All-night surgery should end in many hospitals to focus on safer care, report says

At present, 25 hospitals provide round-the-clock emergency surgery, presenting staffing challenges

The provision of 24/7 emergency surgery should cease in a large number of hospitals in order to provide a safer service for patients and a more attractive one for staff, a new report recommends.

It proposes the creation of networks of hospitals in each region to provide emergency surgical care, saying this would deliver a higher-quality service to patients, preserve access to senior surgical decision-makers and create a better working environment for staff.

Acute surgical assessment units (ASAUs) should be provided in every hospital to receive emergencies; this would allow a reduction in the number of hospitals providing out-of-hours emergency general surgery, according to the report from the Royal College of Surgeons in Ireland.

At present, 25 hospitals are providing round-the-clock emergency surgery but due to staffing challenges there is a heavy reliance on expensive locum staff and doctors on the general register acting as specialists. Surgeons often have to work every third or fourth night, making it difficult to attract suitably qualified staff.


“The current situation is not sustainable,” RCSI vice-president Prof Deborah McNamara told The Irish Times. “At present, we cannot staff 25 surgical centres operating 24/7 with permanent, properly trained staff.”

Prof McNamara said she did not have a “fixed view” on how many centres should cease providing emergency surgery around the clock and suggested this decision could be made by proposed new regional health areas when they are established.

There are currently six ASAUs in hospitals, providing routine surgeries such as gallstone or appendix removal. Prof McNamara says their range of activity could be expanded to include urology procedures and plastic surgery.

Fewer hospitals should provide emergency surgery on a 24/7 basis, the Surgery for Ireland report says. “Access to emergency surgery can be preserved in a large number of hospitals, for example from 8am to 8pm, without the requirement for availability of overnight surgical activities.”

“Ensuring that surgeons are members of well-functioning emergency surgery networks offers the best chance of addressing the recruitment and retention challenges that are currently experienced by many of our hospitals.”

Advances in technology give surgeons more options than ever before, Prof McNamara pointed out. At the same time, greater life expectancy means emergency surgery patients are more complex.

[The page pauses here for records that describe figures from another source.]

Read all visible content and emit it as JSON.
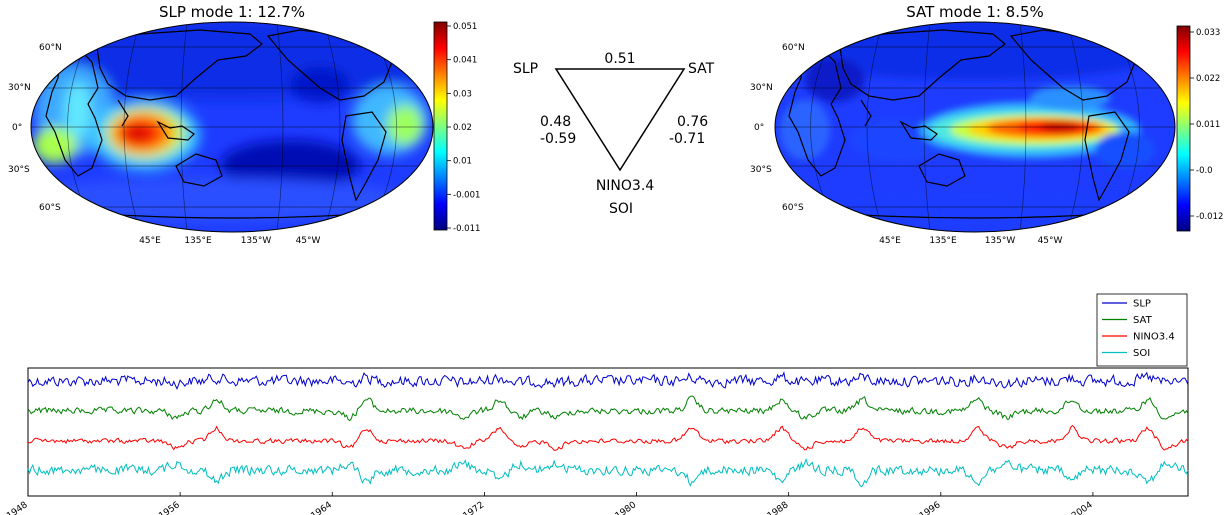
{
  "chart_data": [
    {
      "type": "heatmap",
      "title": "SLP mode 1: 12.7%",
      "projection": "Robinson (Pacific-centred)",
      "lat_labels": [
        "60°N",
        "30°N",
        "0°",
        "30°S",
        "60°S"
      ],
      "lon_labels": [
        "45°E",
        "135°E",
        "135°W",
        "45°W"
      ],
      "colorbar_ticks": [
        "0.051",
        "0.041",
        "0.03",
        "0.02",
        "0.01",
        "-0.001",
        "-0.011"
      ],
      "colorbar_range": [
        -0.011,
        0.051
      ],
      "colormap": "jet"
    },
    {
      "type": "diagram",
      "nodes": {
        "slp": "SLP",
        "sat": "SAT",
        "nino": "NINO3.4",
        "soi": "SOI"
      },
      "edges": {
        "slp_sat": "0.51",
        "slp_nino": "0.48",
        "slp_soi": "-0.59",
        "sat_nino": "0.76",
        "sat_soi": "-0.71"
      }
    },
    {
      "type": "heatmap",
      "title": "SAT mode 1: 8.5%",
      "projection": "Robinson (Pacific-centred)",
      "lat_labels": [
        "60°N",
        "30°N",
        "0°",
        "30°S",
        "60°S"
      ],
      "lon_labels": [
        "45°E",
        "135°E",
        "135°W",
        "45°W"
      ],
      "colorbar_ticks": [
        "0.033",
        "0.022",
        "0.011",
        "-0.0",
        "-0.012"
      ],
      "colorbar_range": [
        -0.019,
        0.04
      ],
      "colormap": "jet"
    },
    {
      "type": "line",
      "x_range": [
        1948,
        2009
      ],
      "x_ticks": [
        "1948",
        "1956",
        "1964",
        "1972",
        "1980",
        "1988",
        "1996",
        "2004"
      ],
      "series": [
        {
          "name": "SLP",
          "color": "#0000cc"
        },
        {
          "name": "SAT",
          "color": "#008000"
        },
        {
          "name": "NINO3.4",
          "color": "#ff0000"
        },
        {
          "name": "SOI",
          "color": "#00bfbf"
        }
      ],
      "y_axis_ticks": false,
      "legend": "top-right"
    }
  ]
}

“The majority of emergency operations can be delivered safely in most hospitals but the current system, with onerous on-call rotas and low volumes of high-risk cases in many hospitals, makes it difficult for the more complex emergency patients to receive the care they need.”

The report is critical of the “unprecedented and unacceptable” waiting times for patients needing scheduled surgery and says this strongly indicates a lack of resources for surgery.

But making necessary changes to unscheduled services must not reduce the number of hospitals currently performing surgery: “In fact, delivering out-of-hours unscheduled surgery at fewer hospital sites is critical to enable our health service to address the unmet need for scheduled surgery.”

Emergency surgery is safest when performed during normal working hours by fully-trained staff and where sufficient volumes of surgery are performed to maintain expertise, it points out.

It proposes a networked system of emergency surgical care delivered “as near as possible to the patient’s home”. Each surgery network should comprise injury units, ASAUs for straightforward cases, emergency surgery units and emergency surgery centres, supported by an elective hospital.

The emergency surgery centres would operate 24/7 and draw on round-the-clock radiology and endoscopy services. The emergency surgery units would be staffed to provide surgery for eight to 12 hours a day, either five or seven days a week, depending on their location and caseload.

The current system, where surgeons are not exclusively responsible for emergency surgery as part of their normal working week, pays insufficient attention to the needs of older patients with complex needs, according to the report.

“The networked approach that is described will deliver a higher-quality service to patients and will preserve access across the country to senior surgical decision-makers while creating a working environment that is optimal for training, recruitment and retention of staff.”